Le soir venu rue Üllői quand il me faut longtemps attendre

Le prochain tram trop peu fréquent

C'est l'équation de quelque question théorique qui me distrait pour en extraire l'inconnue

Dont nul ne veut et plus on en aurait besoin moins on en veut

Puisque l'Europe d'aujourd'hui ne veut pas vivre et veut absolument périr

Voilà c'est tout prends je t'en prie il n'y a rien de plus peut-être moins

Ou peut-être un peu plus que mon poids de naissance

(Deux kilos c'est modeste pour réduire les douleurs de ma mère)

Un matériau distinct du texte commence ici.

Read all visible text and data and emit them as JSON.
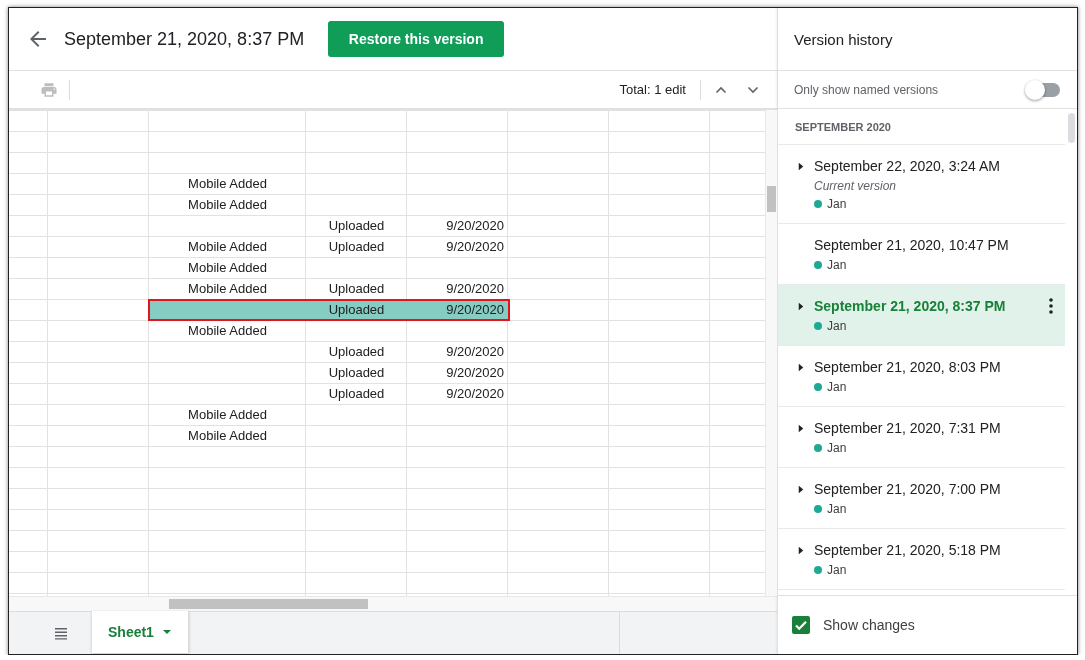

J'avais deux ans quand j'ai donné à un petit garçon chialant

Pour qu'il cesse ses cris le culbuto que j'adorais et puis l'ai regretté

Puis j'ai été parfois très amoureux mais cet amour n'ai accepté

Qu'à condition de croire ou qu'au moins on me fasse croire que c’était par plaisir

Une ou deux fois j'ai fait rire une ou deux fois j'ai fait pleurer

J'avais un geste habile et une réplique réussie

Un jour aussi j'ai arrêté une charrette qui s'emballait

J'ai donné un jour un conseil à un quidam et ce conseil

A retourné sa destinée et retourné sa "malédiction"

Et puis le temps a creusé des sillons sur mon visage

Et si je la laissais pousser ma barbe serait grise

Mes incisives se sont placées tout de travers

Je n'ai plus envie de simuler de m'agiter jouer un rôle et commercer

L'heure est venue de rendre compte

Je n'ai rien volé et si on peut trouver des trous ne manque que

Ce que je ne voulais pas faire ou n'ai pas pu y ajouter

Ce monde-ci je l'ai trouvé dans cet état quand à moi on l'a apporté

Et si tu penses que je le laisse dans l'état où je l'ai trouvé et donc qu'en rien il n'a changé

C'est ton rôle et c'est ton droit de me juger

Récompense ou punition cela m'est désormais égal

Et ces "Ténèbres Extérieures" ne me sont d'aucune aide

Je jure qu’en l’au-delà je ne pleurerai pas ni grincerai des dents.

 

Suite du recueil

 



[1] Original hongrois corrigé par Imre Kőrizs.

[2] "Corne de Lehel" : Oliphant légendaire de Lehel, chef des Hongrois avant l’an mille.

[3] Balog Tuta Kolompar, Harmaan, Kopinics Jenő : Criminels ayant défrayé la chronique au début du XXe siècle.